Considering NIB's write-off for the first half of 2008 was just a little more than €25m, the amount is truly staggering. Bad debts of this magnitude have the potential not only to wipe out profits but to eat into precious capital as well. Now, to appreciate just how serious the situation is, recall that NIB booked an underlying profit of €28m in 2007 yet only €2m in the first half of this year as bad debts accumulated. Do you see where this is going? The curve is straight down.


NIB's numbers are important because ever since the government announced its bank guarantee scheme, the question mark over Irish bank shares has just been getting bigger and bigger.


The bail-out appears to have done little to address the problem it was supposedly devised to solve. Irish banks still cannot raise wholesale funding in the credit markets. (In fairness, nobody can.) Even a sovereign AAA rating cannot relieve the liquidity crisis afflicting the Irish financial sector.


Yes, this is a global problem. Yet the general issue became locally acute for a reason: the inter-bank lenders and debt investors simply did not believe Irish banks would remain solvent long enough to pay them back.
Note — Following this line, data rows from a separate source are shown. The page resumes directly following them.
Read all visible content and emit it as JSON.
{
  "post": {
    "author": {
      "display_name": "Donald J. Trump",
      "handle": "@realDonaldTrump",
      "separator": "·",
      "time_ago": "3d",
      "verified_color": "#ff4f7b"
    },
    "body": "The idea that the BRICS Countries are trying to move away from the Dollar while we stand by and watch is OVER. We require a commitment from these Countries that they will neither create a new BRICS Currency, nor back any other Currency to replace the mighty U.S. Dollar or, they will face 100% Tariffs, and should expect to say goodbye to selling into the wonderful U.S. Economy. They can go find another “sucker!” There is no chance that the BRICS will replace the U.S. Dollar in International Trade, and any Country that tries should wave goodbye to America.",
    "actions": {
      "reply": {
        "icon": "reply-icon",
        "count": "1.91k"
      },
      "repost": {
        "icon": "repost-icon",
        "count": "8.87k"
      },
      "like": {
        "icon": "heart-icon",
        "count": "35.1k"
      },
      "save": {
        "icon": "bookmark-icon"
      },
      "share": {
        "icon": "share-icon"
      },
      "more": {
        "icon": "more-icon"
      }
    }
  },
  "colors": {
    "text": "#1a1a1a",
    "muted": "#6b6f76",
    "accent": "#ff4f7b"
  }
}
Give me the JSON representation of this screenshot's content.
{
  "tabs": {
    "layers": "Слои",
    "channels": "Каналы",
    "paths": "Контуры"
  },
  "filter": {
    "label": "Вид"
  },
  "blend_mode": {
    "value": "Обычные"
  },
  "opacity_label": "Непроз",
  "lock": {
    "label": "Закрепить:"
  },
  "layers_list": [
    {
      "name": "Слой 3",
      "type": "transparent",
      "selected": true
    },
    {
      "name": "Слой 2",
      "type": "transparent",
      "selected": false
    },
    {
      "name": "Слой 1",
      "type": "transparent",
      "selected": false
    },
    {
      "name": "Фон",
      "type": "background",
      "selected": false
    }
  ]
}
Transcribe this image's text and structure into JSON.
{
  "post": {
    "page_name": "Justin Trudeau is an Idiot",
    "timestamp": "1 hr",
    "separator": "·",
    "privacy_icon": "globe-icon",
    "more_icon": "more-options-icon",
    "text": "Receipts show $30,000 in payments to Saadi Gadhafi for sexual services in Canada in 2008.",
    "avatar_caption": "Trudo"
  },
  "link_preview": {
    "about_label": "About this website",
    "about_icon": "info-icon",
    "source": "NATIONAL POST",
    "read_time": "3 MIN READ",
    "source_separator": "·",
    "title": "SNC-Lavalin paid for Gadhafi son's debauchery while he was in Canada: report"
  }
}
At the critical moment, they didn't believe Irish bank solvency was good even for a mere 24 hours. Why? Because Irish banks are harbouring billions in likely losses from bad loans. They just haven't fully admitted it yet.


But NIB's numbers are the first to confirm it. And if NIB is looking at 3.2% of loans going rotten, you can bet the other banks are in or around that number. NIB has lent 37% to homeowners, 27% to commercial property, 9% to developers and nearly 8% to building and construction firms. So the bank's exposures are pretty much in line with the big two full-service banks, AIB and Bank of Ireland. Only the other Irish banks so far have not owned up to losses at anywhere near the level of their Danish-owned competitor.


This disparity cannot be explained by vast differences in lending criteria or business models. Instead, it must be assumed that the Irish banks as a whole are facing much higher losses than they've so far predicted. In their latest market statements, both AIB and BoI have given guidance for 2009 loan losses in the 60-90 basis-point range – or roughly a quarter what NIB has already copped for 2008. Given an opportunity to revise this outlook at an investor presentation hosted by Merrill Lynch in London last week, AIB chief executive Eugene Sheehy reiterated the bank's most recent guidance. Perhaps more incredibly he also stuck to the bank's "progressive" dividend policy and pronounced the capital ratio to be "strong". This is the man who went cap in hand to the government with his BoI counterpart Brian Goggin to secure a rescue package for the ailing sector.


Two weeks is a long time in a banking crisis, though. The conversation has moved on from bank runs and liquidity to asset values, solvency and – crucially – consolidation and recapitalisation. Arguably this is where there conversation should have been in the first place.


Stock analysts no longer seem to be taking the bankers at their word. Both Merrion and NCB last week put out reports looking ahead to capital raising and probable nationalisation. NCB's worst-case scenario put bad debts at the four Irish-listed banks at 350 basis points, which would require a new capital infusion of an incredible €14bn, or more than the total market capitalisation of the institutions at current depressed share prices. And this "worst case" says nothing about the prospect of savage asset writedowns whenever banks have to mark their loans to market.


What makes this situation so terrifying is that the usual sources of capital have dried up. Eventually the government will have to face the fact that it is the lender of last resort. The British decision to recapitalise the bank's at the public expense is instructive. Banks simply need a bigger capital cushion nowadays because the scale of losses on the way are bigger than they have allowed themselves to admit.